Outer product is useful for solving problems that intuitively requires a polynomial time algorithm. However, this also indicates that such algorithm might not be the fastest solution.

For example, suppose we want to find duplicated elements in an non-nested array.

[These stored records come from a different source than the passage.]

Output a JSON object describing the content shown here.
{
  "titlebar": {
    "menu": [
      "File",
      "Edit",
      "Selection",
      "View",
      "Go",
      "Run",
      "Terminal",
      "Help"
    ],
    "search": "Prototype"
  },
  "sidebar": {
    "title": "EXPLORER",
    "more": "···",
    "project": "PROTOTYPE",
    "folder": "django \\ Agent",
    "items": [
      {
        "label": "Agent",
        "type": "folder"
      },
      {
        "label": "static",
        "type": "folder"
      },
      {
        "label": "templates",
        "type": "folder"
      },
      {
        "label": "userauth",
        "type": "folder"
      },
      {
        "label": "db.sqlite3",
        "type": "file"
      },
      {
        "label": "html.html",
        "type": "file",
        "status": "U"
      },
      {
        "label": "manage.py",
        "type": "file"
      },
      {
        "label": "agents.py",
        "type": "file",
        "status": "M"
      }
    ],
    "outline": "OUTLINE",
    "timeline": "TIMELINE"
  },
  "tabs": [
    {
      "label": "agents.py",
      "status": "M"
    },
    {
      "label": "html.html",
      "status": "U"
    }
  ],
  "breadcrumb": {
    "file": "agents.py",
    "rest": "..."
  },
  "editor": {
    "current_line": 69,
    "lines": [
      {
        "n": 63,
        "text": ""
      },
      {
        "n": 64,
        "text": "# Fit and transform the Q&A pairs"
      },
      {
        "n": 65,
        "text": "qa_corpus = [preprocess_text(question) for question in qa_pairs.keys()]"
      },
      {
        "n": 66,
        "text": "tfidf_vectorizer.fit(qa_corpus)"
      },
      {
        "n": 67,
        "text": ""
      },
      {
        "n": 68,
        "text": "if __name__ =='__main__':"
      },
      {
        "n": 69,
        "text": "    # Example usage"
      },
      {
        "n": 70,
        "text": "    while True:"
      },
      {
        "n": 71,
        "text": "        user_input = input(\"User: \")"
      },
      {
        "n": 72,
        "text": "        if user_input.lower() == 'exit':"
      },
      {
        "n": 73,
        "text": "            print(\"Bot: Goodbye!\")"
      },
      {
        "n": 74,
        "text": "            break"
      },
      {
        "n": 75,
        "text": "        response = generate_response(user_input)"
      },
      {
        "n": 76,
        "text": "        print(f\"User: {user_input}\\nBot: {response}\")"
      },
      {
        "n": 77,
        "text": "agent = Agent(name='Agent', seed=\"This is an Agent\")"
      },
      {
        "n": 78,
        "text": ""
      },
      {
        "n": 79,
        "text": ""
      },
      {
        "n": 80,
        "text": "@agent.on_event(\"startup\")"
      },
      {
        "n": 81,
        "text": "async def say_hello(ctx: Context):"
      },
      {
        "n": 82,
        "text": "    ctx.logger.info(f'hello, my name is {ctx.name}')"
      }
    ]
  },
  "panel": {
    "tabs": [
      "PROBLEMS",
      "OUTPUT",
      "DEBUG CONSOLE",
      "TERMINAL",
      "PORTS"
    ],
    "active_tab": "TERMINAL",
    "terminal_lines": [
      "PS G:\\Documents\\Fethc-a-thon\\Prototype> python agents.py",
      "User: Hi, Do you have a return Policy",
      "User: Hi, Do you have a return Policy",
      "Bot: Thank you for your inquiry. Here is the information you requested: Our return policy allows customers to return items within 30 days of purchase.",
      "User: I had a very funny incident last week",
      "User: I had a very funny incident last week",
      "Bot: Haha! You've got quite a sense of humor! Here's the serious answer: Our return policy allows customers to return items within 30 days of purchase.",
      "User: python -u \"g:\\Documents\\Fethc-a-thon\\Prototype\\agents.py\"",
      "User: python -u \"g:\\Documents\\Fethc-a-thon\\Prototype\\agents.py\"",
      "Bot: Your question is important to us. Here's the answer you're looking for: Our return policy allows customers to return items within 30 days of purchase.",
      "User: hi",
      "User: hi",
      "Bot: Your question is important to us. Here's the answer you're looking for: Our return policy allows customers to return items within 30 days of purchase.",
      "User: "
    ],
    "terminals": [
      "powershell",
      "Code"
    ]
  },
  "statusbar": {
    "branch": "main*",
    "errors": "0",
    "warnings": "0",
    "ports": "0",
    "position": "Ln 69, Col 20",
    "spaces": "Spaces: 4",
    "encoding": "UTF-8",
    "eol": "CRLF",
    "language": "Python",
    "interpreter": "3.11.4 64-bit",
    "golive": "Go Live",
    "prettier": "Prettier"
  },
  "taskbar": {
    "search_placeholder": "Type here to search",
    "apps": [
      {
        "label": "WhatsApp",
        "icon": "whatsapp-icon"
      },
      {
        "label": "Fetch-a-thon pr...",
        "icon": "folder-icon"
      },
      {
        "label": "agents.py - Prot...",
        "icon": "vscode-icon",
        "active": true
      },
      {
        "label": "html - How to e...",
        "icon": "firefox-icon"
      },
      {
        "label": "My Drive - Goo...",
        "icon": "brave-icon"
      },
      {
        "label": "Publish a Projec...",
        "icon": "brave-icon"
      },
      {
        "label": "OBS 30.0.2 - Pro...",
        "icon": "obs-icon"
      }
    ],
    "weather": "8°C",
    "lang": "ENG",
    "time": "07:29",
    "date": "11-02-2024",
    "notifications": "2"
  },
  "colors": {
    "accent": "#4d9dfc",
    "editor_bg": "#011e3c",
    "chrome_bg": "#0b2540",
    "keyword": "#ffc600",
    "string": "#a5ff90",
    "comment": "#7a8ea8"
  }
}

Intuitively speaking, the easiest way to solve this problem is to compare each element of the array with all other elements, which is exactly what an outer product does.

      x ← 1 2 3 2
      ⎕ ← matrix ← x∘.=x ⍝ compare elements with each other using equal
1 0 0 0
0 1 0 1
0 0 1 0
0 1 0 1
      ⎕ ← count ← +/matrix ⍝ get the number of occurence of each element
1 2 1 2
      ⎕ ← indices ← count ≥ 2 ⍝ get the indices of elements which occured more than once
0 1 0 1
      ⎕ ← duplicated ← ∪ indices/x 
2

      ∪((+/x∘.=x)≥2)/x ⍝ everything above in one line
2      (∪((2≤(+/∘.=⍨))(/⍨⍨)⊢)) x ⍝ point-free/tacit version
2

Note: due to function-operator overloading, to use replicate in a fork, we have to use the workaround /⍨⍨.

Using similar techniques, we can define a function that generate prime numbers by using an outer product of Residue.

     primes ← {x←1↓⍳⍵ ⋄ (2>+⌿0=x∘.|x)/x}
     primes 10
2 3 5 7
      primes 20
2 3 5 7 11 13 17 19

Again, using outer product might not yield the fastest solution. There are faster solutions such as Sieve of Eratosthenes.